— Considera o seu livro autobiográfico?
— Hum… Bom… Não é tudo autobiográfico? Todos nós vemos o mundo pelo nosso buraquinho da fechadura, certo? Eu penso sempre em Thomas Wolfe… Já leram aquela breve nota ao leitor, no início de Look Homeward, Angel? Estão a ver? Ele diz que somos a soma de todos os momentos das nossas vidas, e que quem se senta para escrever baseia-se nas suas experiências, não há como evitá-lo. Portanto, quando olho para a minha vida, tenho de admitir que nunca me envolvi com armas ou violência. Nem numa intriga política ou na queda de um helicóptero. Mas a minha vida, da minha perspectiva, tem sido cheia de drama. Por isso, pensei que se pudesse escrever um livro que conseguisse transmitir o que é conhecer alguém… Uma das coisas mais emocionantes que me aconteceram foi conhecer realmente uma pessoa, estabelecer essa ligação. E se conseguisse valorizar isso, agarrar esse momento, isso seria a tentativa… Respondi à sua pergunta?
— Tentarei ser mais específica. Conheceu uma jovem francesa num comboio e passou uma tarde com ela?
— Para mim… isso não é importante.
— Então a resposta é sim?
— Como estou em França e esta é a última livraria que visito, sim.
— Sr. Wallace, o livro termina de forma ambígua. Ficamos sem saber. Pensa que eles se juntam, passados seis meses, como prometeram um ao outro?
— Como prometeram? Ahh… Penso que já respondi a essa pergunta. É um bom teste para sabermos se somos românticos ou cínicos… Pensa que eles se juntam, certo? O senhor não, de certeza. E a senhora que espera que sim, mas não tem a certeza, foi por isso que fez a pergunta.
— E o senhor pensa que eles se juntam? Aconteceu-lhe isso, na realidade?

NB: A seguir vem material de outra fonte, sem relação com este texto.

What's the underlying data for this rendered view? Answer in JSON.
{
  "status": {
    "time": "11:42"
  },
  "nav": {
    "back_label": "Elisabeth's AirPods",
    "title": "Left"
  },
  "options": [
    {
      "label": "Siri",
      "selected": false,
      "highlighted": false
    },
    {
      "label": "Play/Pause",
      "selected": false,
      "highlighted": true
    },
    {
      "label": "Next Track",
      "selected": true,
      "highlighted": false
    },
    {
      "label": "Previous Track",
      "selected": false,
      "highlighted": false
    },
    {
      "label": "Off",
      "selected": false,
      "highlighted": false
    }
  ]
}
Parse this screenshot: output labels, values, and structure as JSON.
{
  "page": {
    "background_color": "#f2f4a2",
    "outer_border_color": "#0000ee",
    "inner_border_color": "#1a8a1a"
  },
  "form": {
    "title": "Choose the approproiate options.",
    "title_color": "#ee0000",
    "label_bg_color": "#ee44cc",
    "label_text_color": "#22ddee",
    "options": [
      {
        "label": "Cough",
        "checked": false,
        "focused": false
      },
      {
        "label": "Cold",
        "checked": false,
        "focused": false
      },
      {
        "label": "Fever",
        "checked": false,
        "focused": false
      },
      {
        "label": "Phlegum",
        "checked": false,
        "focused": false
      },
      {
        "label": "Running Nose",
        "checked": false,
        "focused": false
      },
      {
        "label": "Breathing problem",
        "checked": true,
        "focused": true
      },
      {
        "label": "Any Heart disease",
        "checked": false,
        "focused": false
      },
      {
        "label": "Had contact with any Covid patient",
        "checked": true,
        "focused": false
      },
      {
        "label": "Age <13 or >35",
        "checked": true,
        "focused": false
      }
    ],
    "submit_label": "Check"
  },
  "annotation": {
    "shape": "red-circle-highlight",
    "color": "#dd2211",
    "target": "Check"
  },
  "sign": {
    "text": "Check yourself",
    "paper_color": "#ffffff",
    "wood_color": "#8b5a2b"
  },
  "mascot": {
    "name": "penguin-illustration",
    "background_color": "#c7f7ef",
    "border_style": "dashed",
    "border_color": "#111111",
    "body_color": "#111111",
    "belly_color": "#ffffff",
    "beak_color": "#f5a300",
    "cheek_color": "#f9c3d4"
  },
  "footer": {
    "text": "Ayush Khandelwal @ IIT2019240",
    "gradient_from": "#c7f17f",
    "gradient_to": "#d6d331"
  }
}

— Se me acont… Ouça, citando o meu avô, «Responder a isso, iria estragar tudo».
— Só temos tempo para uma última pergunta.
— Qual é o tema do seu próximo livro?
— Ahh… Não sei. Não sei… Tenho estado a pensar… Sempre quis escrever um livro que se passasse durante o tempo de uma canção pop. Uns três ou quatro minutos. A história, a ideia, é um indivíduo que está completamente deprimido. O sonho dele era ser um amante, um aventureiro, percorrendo a América do Sul de mota. Mas está sentado numa mesa de mármore a comer lagosta. Tem um bom emprego, uma mulher bonita. Tem tudo o que precisa. Mas isso não interessa, porque o que ele quer é dar um sentido à vida. A felicidade é viver a vida, não é alcançar o que se quer. Assim, ele está sentado e, nesse instante, a filha de cinco anos salta para cima da mesa. Ele sabe que ela deve ir para o chão porque pode magoar-se. Mas ela está a dançar uma canção pop com um vestido de Verão. Olha para baixo e, subitamente, ele tem dezasseis anos e a namorada do liceu vem trazê-lo a casa. Ela ama-o e a mesma canção está a tocar no rádio do carro. Ela sobe para a capota e começa a dançar. Agora, está preocupado com ela. Está linda, com uma expressão igualzinha à da filha dele. Aliás, talvez seja por isso que gosta da namorada. Ele está ali, em ambos os momentos, simultaneamente. E, num instante, toda a sua vida se sobrepõe. Para ele, é óbvio que o tempo é uma mentira. Que dentro de cada momento está outro momento, tudo a acontecer simultaneamente… Enfim, é uma síntese da ideia.
— O nosso autor tem de ir para o aeroporto. Muito obrigado pela vossa presença. E um agradecimento especial ao senhor Wallace por ter estado connosco.
— Obrigado, obrigado.
— Esperamos voltar a vê-lo com o seu próximo livro.
— Obrigado.
Início do filme Before Sunset, de 2004, realizado por Richard Linklater e protagonizado por Julie Delpy e Ethan Hawke. Consiste num reencontro não completamente fortuito e num diálogo acerca da vida, desencontros e escolhas. A imagem é fraquinha, as palavras são tudo.
Escrevo segundo o anterior acordo ortográfico.